Today was one of
those days where pizza was constantly on my mind! After my 5:30 class, all I
wanted was to get home and make a delicious pizza. Now, that would’ve been
fantastic if we didn’t already have leftover cooked couscous. I always find it difficult cooking something
new knowing that I have leftovers sitting in the fridge, waiting to be used up.
Since I was in desperate need of a pizza (only a slight exaggeration), I
decided to attempt making a pizza crust with the couscous that I had. I was
expecting the dough to turn out like my quinoa flax crackers however, since
couscous is much less dense and fluffier; the dough was more like a humus
consistency. Nevertheless, I pushed forward and the pizza turned out amazing!
In a blender, blend
together one cup of whole wheat couscous and two tablespoons of egg whites
until the mixture is smooth, humus-like in consistency.
Next, line a baking
sheet with parchment paper and lightly spray with cooking spray. Using a
spatula, transfer ‘dough’ onto the parchment paper and form into a thin circle.
Bake in the oven for
25 minutes at 400oF.
Remove the crust from
the oven and evenly spread two teaspoons of pesto over the pizza. Top with one
small minced garlic clove, four tomato slices, an eighth cup of sliced red
onion, half a tablespoon of kalamata olives and one tablespoon each of light
feta and mozzarella cheese.
Return to the oven
and cook for an additional 5-8 minutes, until the cheese had melted. Remove
from the oven, cut and serve!
Personal Size Mediterranean
Pizza with Couscous Crust
Makes 1 serving
Ingredients:
1 cup Whole wheat
couscous, cooked
2 tbsp Egg whites
2 tsp Pesto
1 Small garlic clove,
minced
4 Tomato slices
1/8 cup Red onion,
sliced
½ tbsp.
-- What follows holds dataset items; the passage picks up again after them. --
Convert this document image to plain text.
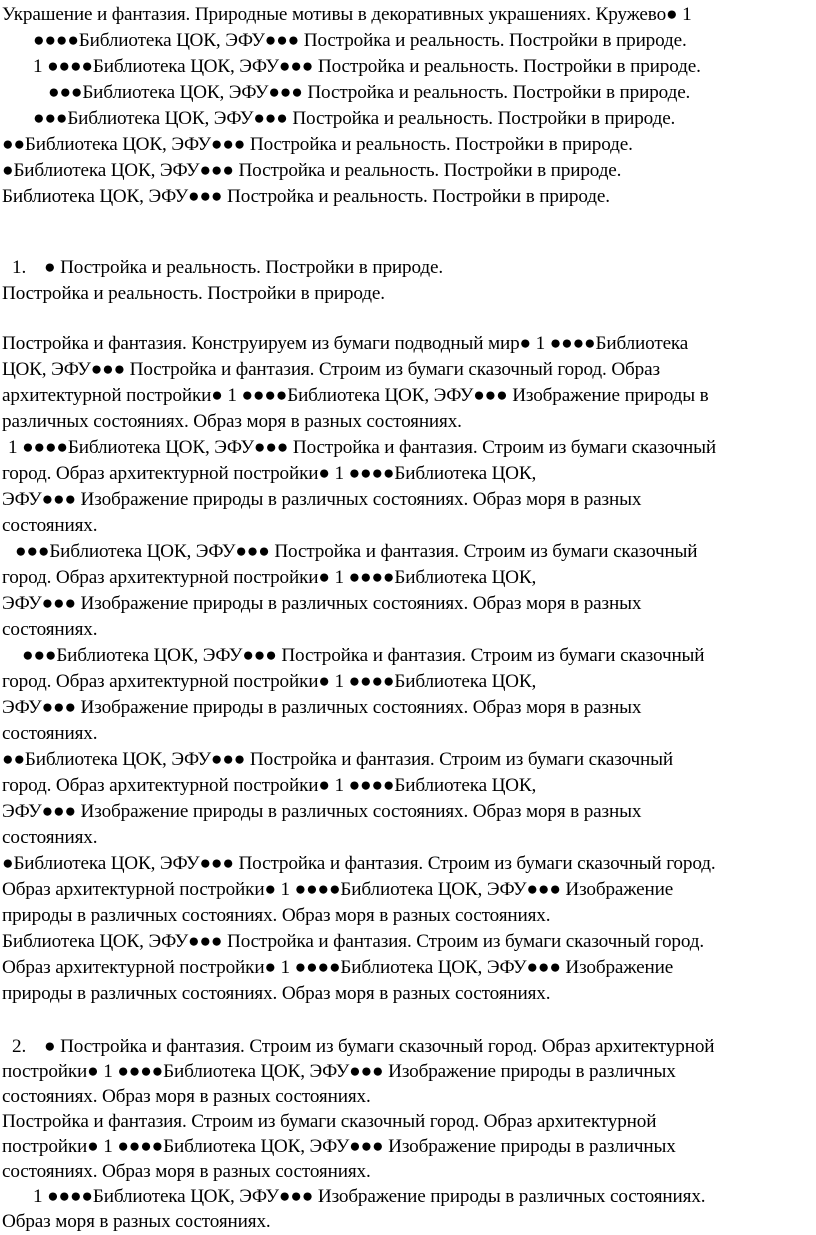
Украшение и фантазия. Природные мотивы в декоративных украшениях. Кружево● 1
●●●●Библиотека ЦОК, ЭФУ●●● Постройка и реальность. Постройки в природе.
1 ●●●●Библиотека ЦОК, ЭФУ●●● Постройка и реальность. Постройки в природе.
●●●Библиотека ЦОК, ЭФУ●●● Постройка и реальность. Постройки в природе.
●●●Библиотека ЦОК, ЭФУ●●● Постройка и реальность. Постройки в природе.
●●Библиотека ЦОК, ЭФУ●●● Постройка и реальность. Постройки в природе.
●Библиотека ЦОК, ЭФУ●●● Постройка и реальность. Постройки в природе.
Библиотека ЦОК, ЭФУ●●● Постройка и реальность. Постройки в природе.
1. ● Постройка и реальность. Постройки в природе.
Постройка и реальность. Постройки в природе.
Постройка и фантазия. Конструируем из бумаги подводный мир● 1 ●●●●Библиотека
ЦОК, ЭФУ●●● Постройка и фантазия. Строим из бумаги сказочный город. Образ
архитектурной постройки● 1 ●●●●Библиотека ЦОК, ЭФУ●●● Изображение природы в
различных состояниях. Образ моря в разных состояниях.
1 ●●●●Библиотека ЦОК, ЭФУ●●● Постройка и фантазия. Строим из бумаги сказочный
город. Образ архитектурной постройки● 1 ●●●●Библиотека ЦОК,
ЭФУ●●● Изображение природы в различных состояниях. Образ моря в разных
состояниях.
●●●Библиотека ЦОК, ЭФУ●●● Постройка и фантазия. Строим из бумаги сказочный
город. Образ архитектурной постройки● 1 ●●●●Библиотека ЦОК,
ЭФУ●●● Изображение природы в различных состояниях. Образ моря в разных
состояниях.
●●●Библиотека ЦОК, ЭФУ●●● Постройка и фантазия. Строим из бумаги сказочный
город. Образ архитектурной постройки● 1 ●●●●Библиотека ЦОК,
ЭФУ●●● Изображение природы в различных состояниях. Образ моря в разных
состояниях.
●●Библиотека ЦОК, ЭФУ●●● Постройка и фантазия. Строим из бумаги сказочный
город. Образ архитектурной постройки● 1 ●●●●Библиотека ЦОК,
ЭФУ●●● Изображение природы в различных состояниях. Образ моря в разных
состояниях.
●Библиотека ЦОК, ЭФУ●●● Постройка и фантазия. Строим из бумаги сказочный город.
Образ архитектурной постройки● 1 ●●●●Библиотека ЦОК, ЭФУ●●● Изображение
природы в различных состояниях. Образ моря в разных состояниях.
Библиотека ЦОК, ЭФУ●●● Постройка и фантазия. Строим из бумаги сказочный город.
Образ архитектурной постройки● 1 ●●●●Библиотека ЦОК, ЭФУ●●● Изображение
природы в различных состояниях. Образ моря в разных состояниях.
2. ● Постройка и фантазия. Строим из бумаги сказочный город. Образ архитектурной
постройки● 1 ●●●●Библиотека ЦОК, ЭФУ●●● Изображение природы в различных
состояниях. Образ моря в разных состояниях.
Постройка и фантазия. Строим из бумаги сказочный город. Образ архитектурной
постройки● 1 ●●●●Библиотека ЦОК, ЭФУ●●● Изображение природы в различных
состояниях. Образ моря в разных состояниях.
1 ●●●●Библиотека ЦОК, ЭФУ●●● Изображение природы в различных состояниях.
Образ моря в разных состояниях.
Kalamata
olives
1 tbsp Light feta
cheese
1 tbsp Light
mozzarella cheese
Instructions:
- Preheat oven to 400oF.
- Blend together couscous and egg whites until mixture is smooth.2. Blend together couscous and egg whites until mixture is smooth.
- Place a sheet of parchment paper on a baking sheet and spray with cooking spray.
- Using a spatula, transfer dough onto the parchment paper and form into a thin circle.
- Bake in the over for 25 minutes.
- Remove from oven and spread pesto evenly over the crust.
- Top with garlic, tomatoes, onions, olives and cheese.
- Return to oven and bake for an additional 5-8 minutes until cheese has melted.
Makes 1 serving.
Serving is approximately 325 calories.